The parent task for this is T347054.
As discussed above, the idea is to replace the current static routes for ns[01] in the core routers and announce the respective IPs via bird instead, using the existing and already established BGP session on the DNS hosts. In doing so, we will help alleviate problems with static routes such as their manual updates, ensuring they are updated between host IP changes (commission and decommission), and absence of peer review for any changes; this will pave the way for automatic management of BGP annoucements and easier depooling during maintenance of the DNS hosts. ns2 is anycasted and is not a part of this discussion and no change is required there.

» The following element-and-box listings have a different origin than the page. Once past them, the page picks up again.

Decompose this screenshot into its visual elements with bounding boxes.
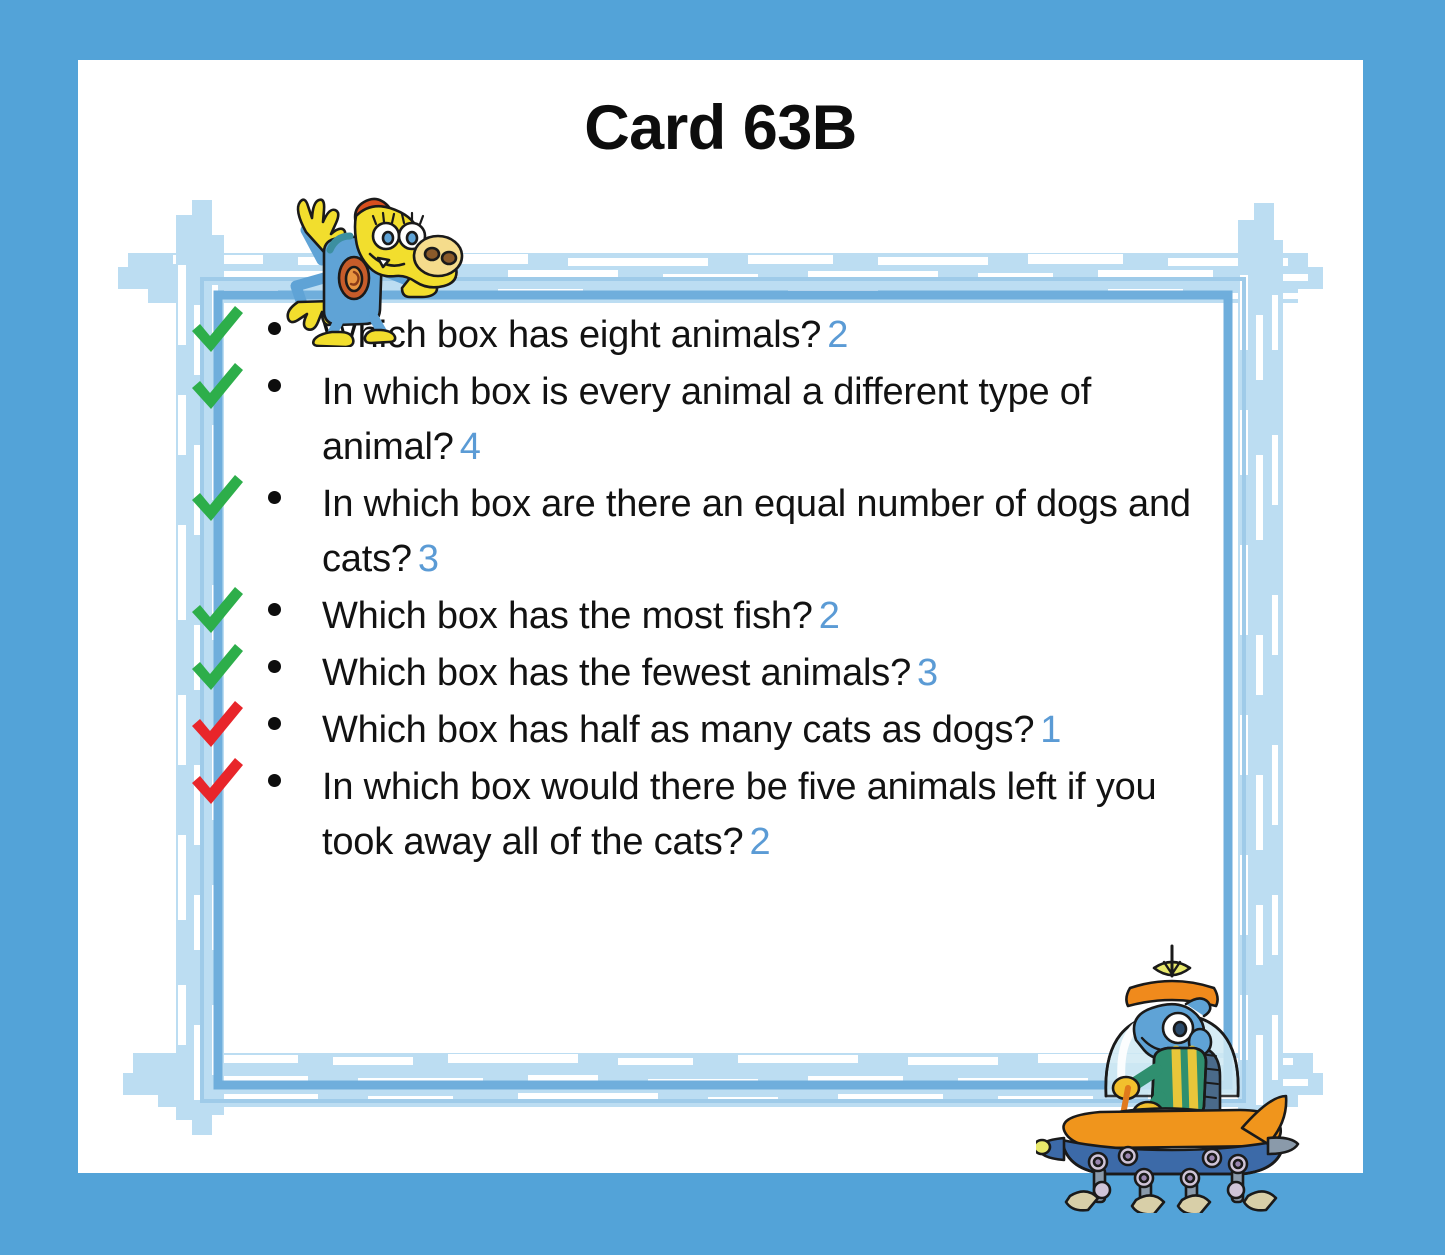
check-red-icon xyxy=(188,699,246,751)
answer-value: 4 xyxy=(460,426,481,468)
question-list: Which box has eight animals?2In which bo… xyxy=(188,308,1253,872)
question-row: Which box has half as many cats as dogs?… xyxy=(188,703,1253,758)
question-text: In which box are there an equal number o… xyxy=(322,477,1227,587)
check-red-icon xyxy=(188,756,246,808)
question-row: In which box are there an equal number o… xyxy=(188,477,1253,587)
check-green-icon xyxy=(188,585,246,637)
question-text: In which box is every animal a different… xyxy=(322,365,1227,475)
check-green-icon xyxy=(188,304,246,356)
bullet-icon xyxy=(268,660,281,673)
question-label: In which box is every animal a different… xyxy=(322,371,1091,468)
question-text: In which box would there be five animals… xyxy=(322,760,1227,870)
answer-value: 3 xyxy=(418,538,439,580)
card-surface: Card 63B xyxy=(78,60,1363,1173)
waving-alien-svg xyxy=(262,182,474,347)
bullet-icon xyxy=(268,603,281,616)
question-label: In which box are there an equal number o… xyxy=(322,483,1191,580)
question-label: Which box has the fewest animals? xyxy=(322,652,911,694)
check-green-icon xyxy=(188,473,246,525)
answer-value: 3 xyxy=(917,652,938,694)
question-row: Which box has the fewest animals?3 xyxy=(188,646,1253,701)
page-title: Card 63B xyxy=(78,92,1363,164)
bullet-icon xyxy=(268,491,281,504)
answer-value: 2 xyxy=(819,595,840,637)
alien-rocket-icon xyxy=(1036,928,1306,1213)
question-text: Which box has the most fish?2 xyxy=(322,589,840,644)
answer-value: 2 xyxy=(749,821,770,863)
question-row: Which box has the most fish?2 xyxy=(188,589,1253,644)
question-row: In which box would there be five animals… xyxy=(188,760,1253,870)
bullet-icon xyxy=(268,717,281,730)
question-label: Which box has the most fish? xyxy=(322,595,813,637)
answer-value: 1 xyxy=(1040,709,1061,751)
answer-value: 2 xyxy=(827,314,848,356)
question-text: Which box has half as many cats as dogs?… xyxy=(322,703,1061,758)
bullet-icon xyxy=(268,774,281,787)
question-label: In which box would there be five animals… xyxy=(322,766,1157,863)
question-row: In which box is every animal a different… xyxy=(188,365,1253,475)
bullet-icon xyxy=(268,379,281,392)
question-label: Which box has half as many cats as dogs? xyxy=(322,709,1034,751)
question-text: Which box has the fewest animals?3 xyxy=(322,646,938,701)
alien-rocket-svg xyxy=(1036,928,1306,1213)
waving-alien-icon xyxy=(262,182,474,347)
check-green-icon xyxy=(188,642,246,694)
check-green-icon xyxy=(188,361,246,413)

The current static routes (for ns0 on cr1-eqiad as an example) looks like:
/* ns0 */
route 208.80.154.238/32 {
next-hop [ 208.80.154.6 208.80.154.153 208.80.154.77 ];
readvertise;
no-resolve;
}The hosts above are dns100[4-6].
Automation
To automate this, we need to announce these IPs via birdinstead. Currently, bird.conf includes:
include "/etc/bird/anycast-prefixes.conf";
This is because we have so far only used bird for announcing the anycast addresses but not for the unicast ones, such as 208.80.154.238/32 (ns0), so all our Puppetization and tooling is built around that expectation.

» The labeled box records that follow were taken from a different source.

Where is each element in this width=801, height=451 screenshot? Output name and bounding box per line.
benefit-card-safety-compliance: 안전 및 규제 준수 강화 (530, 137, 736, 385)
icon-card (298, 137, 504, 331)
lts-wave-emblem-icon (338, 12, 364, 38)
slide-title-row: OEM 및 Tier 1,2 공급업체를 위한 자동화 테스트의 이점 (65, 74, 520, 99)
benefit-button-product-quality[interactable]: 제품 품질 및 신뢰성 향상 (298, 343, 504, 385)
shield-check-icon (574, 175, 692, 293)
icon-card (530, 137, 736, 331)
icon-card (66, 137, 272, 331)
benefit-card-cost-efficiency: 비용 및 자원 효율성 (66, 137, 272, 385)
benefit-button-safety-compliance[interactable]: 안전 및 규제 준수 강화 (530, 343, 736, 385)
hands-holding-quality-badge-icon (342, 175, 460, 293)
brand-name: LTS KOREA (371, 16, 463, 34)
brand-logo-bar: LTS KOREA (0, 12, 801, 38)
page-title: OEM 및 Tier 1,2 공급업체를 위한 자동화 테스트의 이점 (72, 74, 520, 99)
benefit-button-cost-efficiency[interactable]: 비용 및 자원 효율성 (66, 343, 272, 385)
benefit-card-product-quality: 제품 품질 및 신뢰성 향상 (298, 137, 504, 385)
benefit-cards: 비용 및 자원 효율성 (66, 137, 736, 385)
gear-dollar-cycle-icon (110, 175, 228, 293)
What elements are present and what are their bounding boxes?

root@dns1004:~# cat /etc/bird/anycast-prefixes.conf
# Generated 2023-10-02 15:31:42.704581 by anycast-healthchecker (pid=1815037)
# 203.0.113.1/32 is a dummy IP Prefix. It should NOT be used and REMOVED from the constant.

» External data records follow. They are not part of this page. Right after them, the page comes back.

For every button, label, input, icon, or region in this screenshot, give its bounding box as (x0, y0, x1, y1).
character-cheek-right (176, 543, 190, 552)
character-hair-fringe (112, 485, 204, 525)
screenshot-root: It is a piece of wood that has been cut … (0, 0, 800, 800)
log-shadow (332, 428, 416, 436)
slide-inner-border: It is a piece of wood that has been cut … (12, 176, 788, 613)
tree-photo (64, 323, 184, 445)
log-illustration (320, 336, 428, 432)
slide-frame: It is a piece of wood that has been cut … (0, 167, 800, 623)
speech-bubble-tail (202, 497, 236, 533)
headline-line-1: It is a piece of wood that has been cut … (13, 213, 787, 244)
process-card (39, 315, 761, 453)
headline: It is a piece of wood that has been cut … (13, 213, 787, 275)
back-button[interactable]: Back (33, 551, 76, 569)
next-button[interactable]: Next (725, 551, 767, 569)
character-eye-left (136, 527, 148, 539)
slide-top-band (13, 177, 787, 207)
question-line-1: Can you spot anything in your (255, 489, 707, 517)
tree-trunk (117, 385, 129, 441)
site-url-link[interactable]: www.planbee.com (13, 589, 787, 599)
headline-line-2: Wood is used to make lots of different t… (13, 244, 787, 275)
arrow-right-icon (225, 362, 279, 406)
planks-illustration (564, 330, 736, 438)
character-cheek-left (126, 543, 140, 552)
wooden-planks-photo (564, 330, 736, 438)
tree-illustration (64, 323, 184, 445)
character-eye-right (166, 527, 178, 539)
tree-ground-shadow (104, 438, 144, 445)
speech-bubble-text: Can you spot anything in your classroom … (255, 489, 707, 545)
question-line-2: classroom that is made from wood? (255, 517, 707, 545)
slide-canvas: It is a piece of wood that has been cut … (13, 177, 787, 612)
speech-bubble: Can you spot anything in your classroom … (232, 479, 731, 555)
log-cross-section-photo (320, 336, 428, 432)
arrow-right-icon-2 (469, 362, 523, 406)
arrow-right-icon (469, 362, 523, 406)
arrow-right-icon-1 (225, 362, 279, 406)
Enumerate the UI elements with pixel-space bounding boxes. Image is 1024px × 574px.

define ACAST_PS_ADVERTISE =
[
203.0.113.1/32,
198.35.27.27/32,
10.3.0.1/32,
10.3.0.2/32
];Looking at bird.conf again:
function match_route()
{
return net ~ ACAST_PS_ADVERTISE;
}filter vips_filter {
if ( net.len = 32 && net !~ 203.0.113.1/32 && match_route() ) then {
accept;
}
else {
reject;
}
}In theory, if we can add the ns[01] IPs to ACAST_PS_ADVERTISE above (automatically, via profile::bird::advertise_vips and the associated changes for the healthchecks), that should be enough? Note that we have to customize the Puppetization so that we only add the ns0 IP in the eqiad DNS hosts and ns1 IP in the codfw DNS hosts, as we can't and should not announce them from everywhere. Otherwise, it should be fairly straightforward: we add the VIP the same way we do for the anycast IPs, making sure to customize it to specific sites. That should be fine or am I missing something there?
There is one more change required, in hieradata/common.yaml:
authdns_addrs:
ns0-v4:
address: '208.80.154.238'
ns1-v4:
address: '208.80.153.231'
ns2-v4:
address: '198.35.27.27'
skip_loopback: true # bird::anycast takes care of this oneWe will need to set skip_loopback to ns0-v4 and ns1-v4 as bird will create the loopback IPs. (Or since already created, we can skip those? I will confirm when we work on it.)
I am not sure if we anticipate any additional bird unicast announcements. If not, then the above will work and we can simply customize ACAST_PS_ADVERTISE based on eqiad/codfw. The cleaner approach probably would be to change all tooling to accommodate and make a distinction between the advertisement of unicast and anycast addresses but I am going to leave that for discussion.
Adding @ayounsi and @cmooney for comments and discussion; thanks!